At first glance, warehousing seems pretty simple, right? You produce your product. You store it in your warehouse. And then you ship it to your customer. There’s not much complexity to the warehousing operation.The truth is that far too many industrial companies take this oversimplified, and inaccurate, approach to warehousing. The result is an inefficient warehouse that negatively impacts their cash flow and their bottom line.
If you warehouse your own products or the parts you need to produce your products, it’s critical that you monitor the warehousing process just as you would any other function. You’re probably always looking for ways to maximize efficiency in production, distribution, and supply chain. Warehousing is no different.
Below are a few common mistakes that industrial companies make when it comes to warehousing. They may seem trivial, but over time they can have a corrosive effect on your productivity and profitability.
1. Not doing routine cycle counts or annual inventory counts.
It’s a problem that should never happen. A customer places a large order for warehoused products. Your records indicate that you have enough in stock to fill the order. However, when your team goes to the warehouse to pick the products, they discover that the records are wrong. There isn’t enough product available.
Now you have two problems: producing enough product quickly enough to fill the order and figuring out how your inventory records became so inaccurate.
The solution is to conduct regular cycle counts and at least annual total inventory counts. In the cycle counts, you count a small sample of one group of product to get a gauge on the accuracy of your records. Ideally, the records are accurate. If the sample indicates that there may be an error, though, you can then dive deeper to see how the error occurred.
Perform cycle counts regularly. The more frequently you do them, the more accurate your inventory records will be. Also, conduct them in the same pattern throughout the warehouse. That way, you’ll always know where you left off and where you need to go next.

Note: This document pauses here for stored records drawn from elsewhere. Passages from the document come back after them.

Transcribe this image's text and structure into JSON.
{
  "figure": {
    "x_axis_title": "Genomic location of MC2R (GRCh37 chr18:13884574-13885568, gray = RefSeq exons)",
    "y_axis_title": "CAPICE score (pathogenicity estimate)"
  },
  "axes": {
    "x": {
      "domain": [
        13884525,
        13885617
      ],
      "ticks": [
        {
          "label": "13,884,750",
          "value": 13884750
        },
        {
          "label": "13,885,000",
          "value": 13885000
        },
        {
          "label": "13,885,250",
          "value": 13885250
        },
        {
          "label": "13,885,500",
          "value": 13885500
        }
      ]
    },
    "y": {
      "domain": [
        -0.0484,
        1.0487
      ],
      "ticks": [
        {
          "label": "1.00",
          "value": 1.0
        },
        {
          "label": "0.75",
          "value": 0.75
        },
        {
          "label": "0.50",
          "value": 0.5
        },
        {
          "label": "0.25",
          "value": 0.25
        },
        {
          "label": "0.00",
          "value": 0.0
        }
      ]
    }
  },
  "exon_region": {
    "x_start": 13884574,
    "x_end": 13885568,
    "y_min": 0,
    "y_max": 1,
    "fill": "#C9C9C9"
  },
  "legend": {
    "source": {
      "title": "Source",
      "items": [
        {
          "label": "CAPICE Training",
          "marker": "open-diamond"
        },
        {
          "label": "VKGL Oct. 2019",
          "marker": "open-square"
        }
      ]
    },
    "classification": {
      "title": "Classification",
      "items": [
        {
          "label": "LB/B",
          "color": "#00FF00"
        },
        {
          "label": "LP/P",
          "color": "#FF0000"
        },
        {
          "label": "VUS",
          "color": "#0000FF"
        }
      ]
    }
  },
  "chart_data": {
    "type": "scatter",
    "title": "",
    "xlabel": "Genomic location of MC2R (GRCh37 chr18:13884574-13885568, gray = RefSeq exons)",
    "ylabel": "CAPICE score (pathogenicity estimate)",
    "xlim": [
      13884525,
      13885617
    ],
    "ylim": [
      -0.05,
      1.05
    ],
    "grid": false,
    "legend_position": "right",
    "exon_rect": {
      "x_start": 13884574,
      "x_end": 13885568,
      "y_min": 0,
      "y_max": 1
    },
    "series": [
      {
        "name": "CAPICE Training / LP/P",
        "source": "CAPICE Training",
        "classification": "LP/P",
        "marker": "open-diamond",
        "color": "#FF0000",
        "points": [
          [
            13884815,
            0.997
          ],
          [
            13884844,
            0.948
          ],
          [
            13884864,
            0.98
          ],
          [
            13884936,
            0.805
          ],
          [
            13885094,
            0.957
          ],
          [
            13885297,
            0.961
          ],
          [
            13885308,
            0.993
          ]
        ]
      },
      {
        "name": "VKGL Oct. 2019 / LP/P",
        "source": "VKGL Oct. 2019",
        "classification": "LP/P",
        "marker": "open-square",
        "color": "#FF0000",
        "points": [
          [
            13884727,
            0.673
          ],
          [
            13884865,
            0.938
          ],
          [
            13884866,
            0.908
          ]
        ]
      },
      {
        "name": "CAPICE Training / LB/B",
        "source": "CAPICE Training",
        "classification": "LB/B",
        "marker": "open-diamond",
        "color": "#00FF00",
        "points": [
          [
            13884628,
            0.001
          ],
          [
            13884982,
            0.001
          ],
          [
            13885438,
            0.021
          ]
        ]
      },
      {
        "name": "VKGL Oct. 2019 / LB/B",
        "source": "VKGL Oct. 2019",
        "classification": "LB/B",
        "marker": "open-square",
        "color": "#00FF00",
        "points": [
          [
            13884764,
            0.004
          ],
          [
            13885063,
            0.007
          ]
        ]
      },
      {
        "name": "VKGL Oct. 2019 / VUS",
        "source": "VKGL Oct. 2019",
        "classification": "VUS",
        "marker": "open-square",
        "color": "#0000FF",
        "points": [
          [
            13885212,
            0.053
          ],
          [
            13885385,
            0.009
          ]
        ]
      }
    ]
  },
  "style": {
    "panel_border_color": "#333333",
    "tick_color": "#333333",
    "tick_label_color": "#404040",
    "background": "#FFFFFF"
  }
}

In addition to cycle counts, you also want to do a full inventory count once a year. This is when you shut everything down and physically count your entire inventory.

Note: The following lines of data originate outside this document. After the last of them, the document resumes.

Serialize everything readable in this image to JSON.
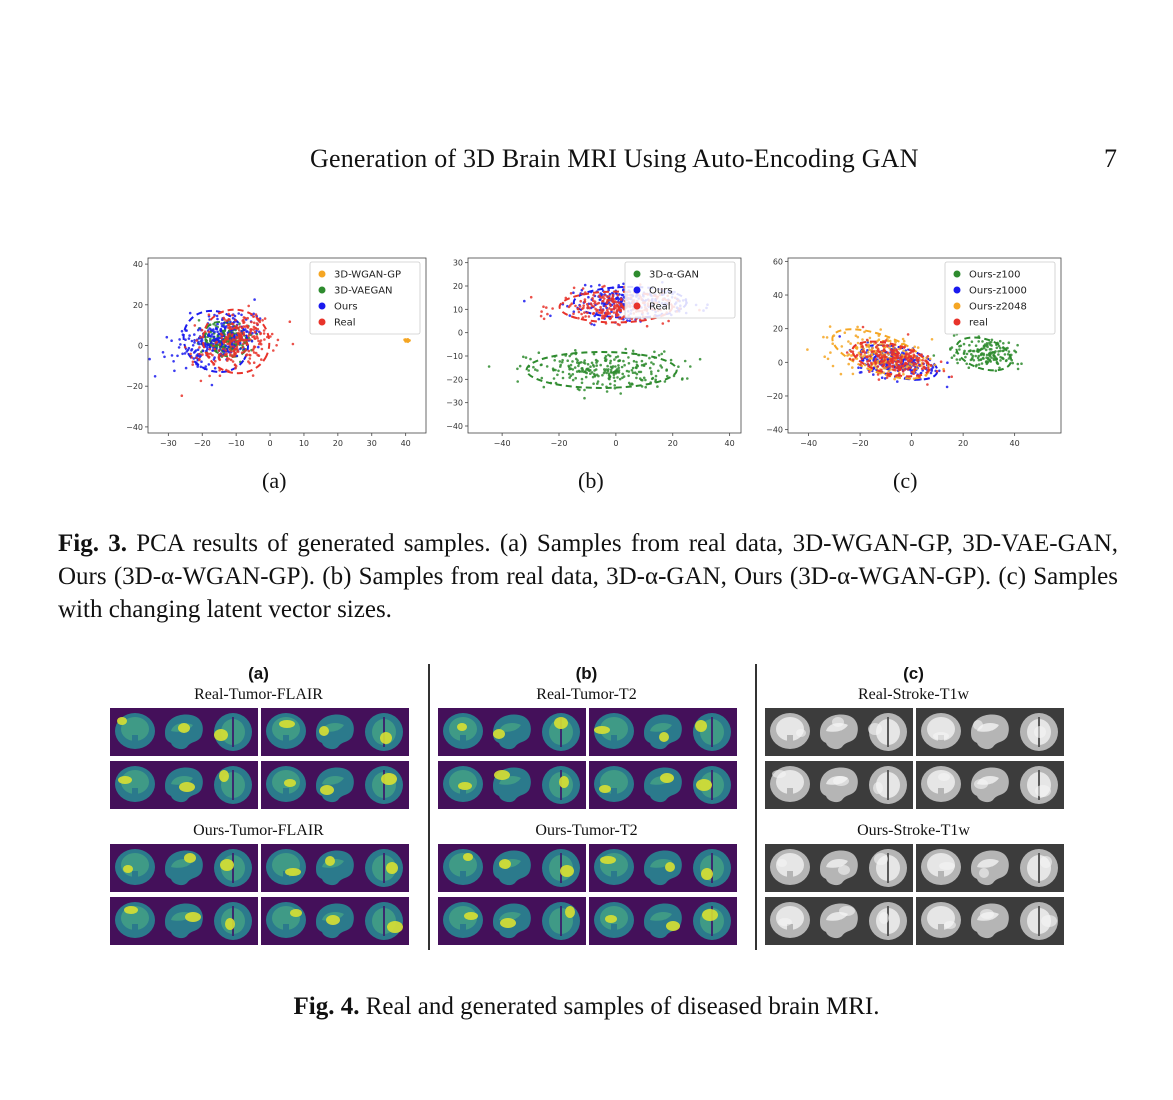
{
  "header": {
    "running_title": "Generation of 3D Brain MRI Using Auto-Encoding GAN",
    "page_number": "7"
  },
  "fig3": {
    "caption_label": "Fig. 3.",
    "caption_text": "PCA results of generated samples. (a) Samples from real data, 3D-WGAN-GP, 3D-VAE-GAN, Ours (3D-α-WGAN-GP). (b) Samples from real data, 3D-α-GAN, Ours (3D-α-WGAN-GP). (c) Samples with changing latent vector sizes.",
    "sublabels": [
      "(a)",
      "(b)",
      "(c)"
    ]
  },
  "chart_data": [
    {
      "type": "scatter",
      "panel": "(a)",
      "xlim": [
        -36,
        46
      ],
      "ylim": [
        -43,
        43
      ],
      "xticks": [
        -30,
        -20,
        -10,
        0,
        10,
        20,
        30,
        40
      ],
      "yticks": [
        -40,
        -20,
        0,
        20,
        40
      ],
      "legend_position": "top-right",
      "series": [
        {
          "name": "3D-WGAN-GP",
          "color": "#f5a623",
          "center": [
            40.5,
            2.5
          ],
          "spread": [
            0.8,
            0.5
          ],
          "n": 30
        },
        {
          "name": "3D-VAEGAN",
          "color": "#2e8b2e",
          "center": [
            -13,
            3
          ],
          "spread": [
            6,
            7
          ],
          "n": 220
        },
        {
          "name": "Ours",
          "color": "#1a1aee",
          "center": [
            -16,
            2
          ],
          "spread": [
            9,
            13
          ],
          "n": 250
        },
        {
          "name": "Real",
          "color": "#e8332a",
          "center": [
            -10,
            2
          ],
          "spread": [
            9,
            14
          ],
          "n": 250
        }
      ]
    },
    {
      "type": "scatter",
      "panel": "(b)",
      "xlim": [
        -52,
        44
      ],
      "ylim": [
        -43,
        32
      ],
      "xticks": [
        -40,
        -20,
        0,
        20,
        40
      ],
      "yticks": [
        -40,
        -30,
        -20,
        -10,
        0,
        10,
        20,
        30
      ],
      "legend_position": "top-right",
      "series": [
        {
          "name": "3D-α-GAN",
          "color": "#2e8b2e",
          "center": [
            -5,
            -16
          ],
          "spread": [
            24,
            7
          ],
          "n": 260
        },
        {
          "name": "Ours",
          "color": "#1a1aee",
          "center": [
            5,
            13
          ],
          "spread": [
            18,
            6
          ],
          "n": 240
        },
        {
          "name": "Real",
          "color": "#e8332a",
          "center": [
            0,
            11
          ],
          "spread": [
            18,
            6
          ],
          "n": 240
        }
      ]
    },
    {
      "type": "scatter",
      "panel": "(c)",
      "xlim": [
        -48,
        58
      ],
      "ylim": [
        -42,
        62
      ],
      "xticks": [
        -40,
        -20,
        0,
        20,
        40
      ],
      "yticks": [
        -40,
        -20,
        0,
        20,
        40,
        60
      ],
      "legend_position": "top-right",
      "series": [
        {
          "name": "Ours-z100",
          "color": "#2e8b2e",
          "center": [
            28,
            5
          ],
          "spread": [
            10,
            8
          ],
          "n": 160
        },
        {
          "name": "Ours-z1000",
          "color": "#1a1aee",
          "center": [
            -5,
            0
          ],
          "spread": [
            14,
            8
          ],
          "n": 220
        },
        {
          "name": "Ours-z2048",
          "color": "#f5a623",
          "center": [
            -12,
            5
          ],
          "spread": [
            18,
            10
          ],
          "n": 200
        },
        {
          "name": "real",
          "color": "#e8332a",
          "center": [
            -8,
            2
          ],
          "spread": [
            14,
            8
          ],
          "n": 220
        }
      ]
    }
  ],
  "fig4": {
    "caption_label": "Fig. 4.",
    "caption_text": "Real and generated samples of diseased brain MRI.",
    "panels": [
      {
        "label": "(a)",
        "real_title": "Real-Tumor-FLAIR",
        "ours_title": "Ours-Tumor-FLAIR",
        "style": "viridis"
      },
      {
        "label": "(b)",
        "real_title": "Real-Tumor-T2",
        "ours_title": "Ours-Tumor-T2",
        "style": "viridis"
      },
      {
        "label": "(c)",
        "real_title": "Real-Stroke-T1w",
        "ours_title": "Ours-Stroke-T1w",
        "style": "gray"
      }
    ]
  }
}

Some companies attempt to continue production or distribution while doing their full inventory. This is usually a mistake. When you have movement in the warehouse, it’s nearly impossible to verify that your count is accurate. That undermines the entire point of doing the count. Shut it down so you can ensure that your count is accurate.
2. Not being aware of your inventory turnover or how that figure directly impacts your cash flow and bottom line.
If you struggle with cash flow issues, you can draw a direct line between those challenges and the number of times you turn over inventory each year. Inventory turnover is a crucial metric. However, many companies don’t know what their turnover is or they don’t monitor it enough to see the relationship between inventory turns and cash flow.
Simply, your inventory turnover is the rate at which you cycle through your inventory over a given period of time. For instance, you may completely cycle through new inventory several times a year. The higher your turnover, the more product you’re pushing out the door, and the more frequently you’re getting paid.
Your inventory turns are like a score for your efficiency. When you know what your turns are, you can look for ways to continuously improve and increase your inventory rate. Over time those improvements will compound, and you’ll see the results in your bottom line.
3. Not cross training employees on a variety of warehousing functions.
Workflow in a warehouse is rarely static. Some days it’s all about stocking product, while other days the priority is pulling parts or product for distribution. There are cycle counts, workflow schedules, reporting, and a wide range of other tasks you must complete to maintain optimal efficiency.
One of the best ways to maintain an efficient warehousing operation is to have a team that’s versatile enough to adjust with demand. Train warehousing team members in all warehouse functions so they’re able quickly react to your facility’s evolving needs.
To ensure that your warehousing is team is adequately cross trained, put dynamic and passionate leaders into frontline supervisory positions. The supervisor can make or break the quality of your team. You want supervisors who understand the important metrics, like accuracy and inventory turns, and who can keep their team members trained and engaged.
Cross training also builds teamwork and morale. When you give team members the opportunity to learn new responsibilities, they usually become more engaged and more collaborative. Training shouldn’t stop once a team member is hired. Make it a constant part of your process and make sure warehouse team members are knowledgeable on every warehouse function.
If you haven’t given your warehousing function the attention it deserves, or if you don’t have the internal resources to support a robust warehousing process, consider outsourcing it. You can then leverage your partner’s processes, management skills, and talented labor force.
Warehousing is much more than just putting products or materials on a shelf. It’s a critical function that directly contributes to your bottom line. Don’t let these common mistakes drag down your warehousing accuracy and effectiveness.